Once downstairs, they carried the barrel through the attached garage and out to the driveway, where Peterson set it down to open the back of his Denali. The two men hoisted the barrel into the car. Peterson wedged a piece of wood against it to keep it from rolling around.

"Well, I better get this out of here," he said.

"Where you going?" Morphey asked.

"I know a guy wants to buy some chlorine," Peterson said.


"He wants it pretty bad." Peterson pulled a wad of bills out of his pocket and palmed it into Morphey's hand.

"Ah, Drew, come on," Morphey protested. "You don't have to."

"Got to run," Peterson said as he climbed into his Denali and closed the garage door from inside his car. Morphey watched the door go down, then drove home.

In his kitchen, he sat down and had a few drinks. His head throbbed. Dispose. Problem. He had a few more and then walked up the street to the home of his pal Walter Martineck. Lights shone through the front window, so he knocked on the door.

Wally opened the door, and Morphey blurted out, "I think I just helped move Stacy with Drew."

Wally tried to follow what he was saying, but Morphey was drunk and rambling, nearly incoherent. He kept trying to push a handful of money onto his pal. Wally refused and asked where the cash had come from. Morphey wouldn't say. He left his friend standing mystified in the doorway and walked back to his own house.

When he woke up the next morning, his girlfriend told him something that he already knew, no matter how much he tried to convince himself otherwise.

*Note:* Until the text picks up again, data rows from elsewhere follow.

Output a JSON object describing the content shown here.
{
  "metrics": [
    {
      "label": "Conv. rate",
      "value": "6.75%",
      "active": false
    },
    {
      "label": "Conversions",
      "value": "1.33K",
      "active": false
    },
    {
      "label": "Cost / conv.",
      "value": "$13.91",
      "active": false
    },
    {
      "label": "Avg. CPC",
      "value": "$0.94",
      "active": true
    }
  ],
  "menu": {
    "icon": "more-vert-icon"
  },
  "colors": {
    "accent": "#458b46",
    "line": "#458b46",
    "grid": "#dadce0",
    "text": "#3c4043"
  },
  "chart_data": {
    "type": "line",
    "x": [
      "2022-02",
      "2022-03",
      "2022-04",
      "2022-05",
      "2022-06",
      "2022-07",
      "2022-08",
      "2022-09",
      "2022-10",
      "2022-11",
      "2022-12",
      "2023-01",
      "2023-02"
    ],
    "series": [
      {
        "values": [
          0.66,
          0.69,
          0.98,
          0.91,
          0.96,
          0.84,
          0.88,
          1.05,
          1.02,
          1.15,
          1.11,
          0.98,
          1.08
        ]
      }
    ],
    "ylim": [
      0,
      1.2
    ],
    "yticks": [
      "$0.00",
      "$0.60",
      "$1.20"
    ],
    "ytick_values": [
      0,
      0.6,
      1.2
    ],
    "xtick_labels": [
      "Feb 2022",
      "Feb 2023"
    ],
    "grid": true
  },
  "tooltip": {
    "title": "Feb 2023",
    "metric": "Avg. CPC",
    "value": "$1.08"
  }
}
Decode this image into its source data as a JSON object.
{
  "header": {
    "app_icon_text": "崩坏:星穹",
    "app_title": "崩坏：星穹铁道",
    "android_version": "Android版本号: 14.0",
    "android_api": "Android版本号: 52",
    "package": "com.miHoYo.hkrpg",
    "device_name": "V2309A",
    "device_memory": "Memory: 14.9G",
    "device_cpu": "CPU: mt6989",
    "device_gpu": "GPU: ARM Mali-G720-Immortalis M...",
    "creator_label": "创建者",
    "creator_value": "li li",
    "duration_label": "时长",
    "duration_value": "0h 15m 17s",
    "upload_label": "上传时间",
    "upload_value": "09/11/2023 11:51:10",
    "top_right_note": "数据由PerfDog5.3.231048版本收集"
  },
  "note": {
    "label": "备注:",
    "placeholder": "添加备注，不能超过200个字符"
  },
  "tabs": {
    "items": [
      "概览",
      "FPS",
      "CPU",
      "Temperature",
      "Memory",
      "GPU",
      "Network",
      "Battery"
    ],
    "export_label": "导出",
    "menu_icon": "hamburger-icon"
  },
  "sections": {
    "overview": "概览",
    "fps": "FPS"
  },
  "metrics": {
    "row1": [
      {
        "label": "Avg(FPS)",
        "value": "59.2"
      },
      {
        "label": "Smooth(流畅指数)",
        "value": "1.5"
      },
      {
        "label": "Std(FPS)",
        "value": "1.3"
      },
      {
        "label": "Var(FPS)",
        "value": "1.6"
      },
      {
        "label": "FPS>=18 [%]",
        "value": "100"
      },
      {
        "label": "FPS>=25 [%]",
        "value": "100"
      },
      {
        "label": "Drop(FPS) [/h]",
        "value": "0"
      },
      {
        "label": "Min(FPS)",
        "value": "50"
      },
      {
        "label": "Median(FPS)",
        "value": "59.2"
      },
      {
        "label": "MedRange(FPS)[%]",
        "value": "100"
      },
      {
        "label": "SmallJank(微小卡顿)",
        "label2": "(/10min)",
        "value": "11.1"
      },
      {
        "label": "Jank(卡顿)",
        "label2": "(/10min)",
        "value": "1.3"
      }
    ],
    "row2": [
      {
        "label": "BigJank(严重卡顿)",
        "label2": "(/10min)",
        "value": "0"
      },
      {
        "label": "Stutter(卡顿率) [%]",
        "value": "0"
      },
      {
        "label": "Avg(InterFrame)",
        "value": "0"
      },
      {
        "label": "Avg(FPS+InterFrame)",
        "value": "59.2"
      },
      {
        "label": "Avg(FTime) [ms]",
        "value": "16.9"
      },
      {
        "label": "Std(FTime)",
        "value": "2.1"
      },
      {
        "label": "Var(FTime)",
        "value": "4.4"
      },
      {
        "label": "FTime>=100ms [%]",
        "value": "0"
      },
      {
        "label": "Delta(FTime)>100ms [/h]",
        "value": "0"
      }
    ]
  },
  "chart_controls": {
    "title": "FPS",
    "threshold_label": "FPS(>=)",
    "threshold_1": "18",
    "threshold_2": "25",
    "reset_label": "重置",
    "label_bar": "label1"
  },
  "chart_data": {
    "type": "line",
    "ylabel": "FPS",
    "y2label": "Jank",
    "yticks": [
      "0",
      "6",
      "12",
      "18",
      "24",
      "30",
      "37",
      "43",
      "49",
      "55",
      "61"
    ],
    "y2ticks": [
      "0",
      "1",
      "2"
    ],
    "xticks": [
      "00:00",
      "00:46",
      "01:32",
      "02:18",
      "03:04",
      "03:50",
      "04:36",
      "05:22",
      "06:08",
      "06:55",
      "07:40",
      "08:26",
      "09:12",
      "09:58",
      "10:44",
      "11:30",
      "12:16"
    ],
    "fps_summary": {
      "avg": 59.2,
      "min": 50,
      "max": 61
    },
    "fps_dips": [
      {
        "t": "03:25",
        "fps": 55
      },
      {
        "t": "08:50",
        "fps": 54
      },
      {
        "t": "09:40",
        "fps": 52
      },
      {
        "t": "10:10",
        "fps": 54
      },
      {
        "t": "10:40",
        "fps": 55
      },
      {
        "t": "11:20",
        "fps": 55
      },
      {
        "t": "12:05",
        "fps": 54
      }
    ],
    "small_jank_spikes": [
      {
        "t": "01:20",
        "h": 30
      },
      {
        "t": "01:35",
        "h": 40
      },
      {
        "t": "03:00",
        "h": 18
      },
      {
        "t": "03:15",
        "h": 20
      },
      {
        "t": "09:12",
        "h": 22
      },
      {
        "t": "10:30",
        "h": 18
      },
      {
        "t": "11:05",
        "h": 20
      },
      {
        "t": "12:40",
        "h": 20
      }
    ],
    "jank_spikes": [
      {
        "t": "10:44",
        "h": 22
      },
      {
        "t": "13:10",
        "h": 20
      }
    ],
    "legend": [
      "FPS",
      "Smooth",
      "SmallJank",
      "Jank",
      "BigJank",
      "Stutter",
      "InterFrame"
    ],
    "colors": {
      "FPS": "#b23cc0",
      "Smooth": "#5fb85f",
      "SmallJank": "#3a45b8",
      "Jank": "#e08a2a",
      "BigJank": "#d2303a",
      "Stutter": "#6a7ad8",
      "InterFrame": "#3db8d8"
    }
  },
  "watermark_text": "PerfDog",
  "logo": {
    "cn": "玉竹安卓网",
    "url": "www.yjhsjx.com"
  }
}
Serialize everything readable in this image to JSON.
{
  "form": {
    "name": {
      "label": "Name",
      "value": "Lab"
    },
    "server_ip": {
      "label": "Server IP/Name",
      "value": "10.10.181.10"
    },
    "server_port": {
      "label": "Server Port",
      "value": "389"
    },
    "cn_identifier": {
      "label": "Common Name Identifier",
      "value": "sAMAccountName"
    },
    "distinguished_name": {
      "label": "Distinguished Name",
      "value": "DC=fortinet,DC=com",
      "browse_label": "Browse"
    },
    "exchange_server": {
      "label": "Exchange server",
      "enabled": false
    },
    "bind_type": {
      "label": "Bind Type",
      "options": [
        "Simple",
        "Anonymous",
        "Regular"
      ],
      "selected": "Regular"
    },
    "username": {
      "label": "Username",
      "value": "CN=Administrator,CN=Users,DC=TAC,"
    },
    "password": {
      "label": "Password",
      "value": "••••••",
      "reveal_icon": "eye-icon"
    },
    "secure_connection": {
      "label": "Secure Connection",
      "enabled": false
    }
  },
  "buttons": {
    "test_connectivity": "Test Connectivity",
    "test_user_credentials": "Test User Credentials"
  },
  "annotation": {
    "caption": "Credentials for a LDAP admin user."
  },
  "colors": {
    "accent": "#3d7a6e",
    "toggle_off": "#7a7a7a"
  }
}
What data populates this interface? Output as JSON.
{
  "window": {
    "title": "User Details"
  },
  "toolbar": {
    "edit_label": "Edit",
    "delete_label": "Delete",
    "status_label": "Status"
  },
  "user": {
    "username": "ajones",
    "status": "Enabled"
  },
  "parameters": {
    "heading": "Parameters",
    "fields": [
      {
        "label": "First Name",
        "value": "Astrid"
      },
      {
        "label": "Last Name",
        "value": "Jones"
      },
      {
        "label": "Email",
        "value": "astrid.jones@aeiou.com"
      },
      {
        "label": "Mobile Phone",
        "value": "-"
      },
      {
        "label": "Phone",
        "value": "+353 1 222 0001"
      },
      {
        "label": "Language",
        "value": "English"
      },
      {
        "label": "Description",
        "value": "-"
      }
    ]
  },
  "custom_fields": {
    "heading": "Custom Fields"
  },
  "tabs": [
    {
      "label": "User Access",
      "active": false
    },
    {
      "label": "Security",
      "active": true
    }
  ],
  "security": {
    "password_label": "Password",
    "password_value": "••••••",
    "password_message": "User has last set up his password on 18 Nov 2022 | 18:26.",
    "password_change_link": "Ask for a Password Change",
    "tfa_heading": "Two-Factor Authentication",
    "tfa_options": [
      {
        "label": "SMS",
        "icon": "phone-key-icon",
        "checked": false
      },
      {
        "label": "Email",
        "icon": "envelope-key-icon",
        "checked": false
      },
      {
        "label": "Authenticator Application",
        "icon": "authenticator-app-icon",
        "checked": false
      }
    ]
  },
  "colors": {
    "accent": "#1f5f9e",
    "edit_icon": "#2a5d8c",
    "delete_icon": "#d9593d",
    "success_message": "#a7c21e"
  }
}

So he went back to bed and tried to forget; he tried to pretend that it had never happened.

When he awoke the second time and couldn't fall back to sleep, Morphey swallowed a handful of pills and chased them with what was left in a big plastic bottle of liquor. The rest of that day, October 29, 2007 -- the day that Stacy Peterson was reported missing, as his girlfriend had informed him in the morning -- was largely lost to Morphey. And as he gratefully drifted off again, he hoped the whole thing had been a bad dream.

Waking up in a hospital room in Naperville, the next town over, was no dream. Through his haze, he heard people saying he had tried to end it all with liquor and pills. He believed what these people were saying, never mind that he could not quite make out what they looked like. Whether he had intentionally tried to kill himself, which was entirely possible, or had simply overdone it trying to block out the terrible thoughts racing through his mind, Morphey didn't know or care. They gave him drugs to sleep, which was nice, but when the drugs wore off, an unwelcome consciousness returned.  He slept and woke, and upon one woozy resurfacing, Drew Peterson had materialized next to his bed.

Peterson, catching Morphey's eye, leaned over and asked, "How you feeling?"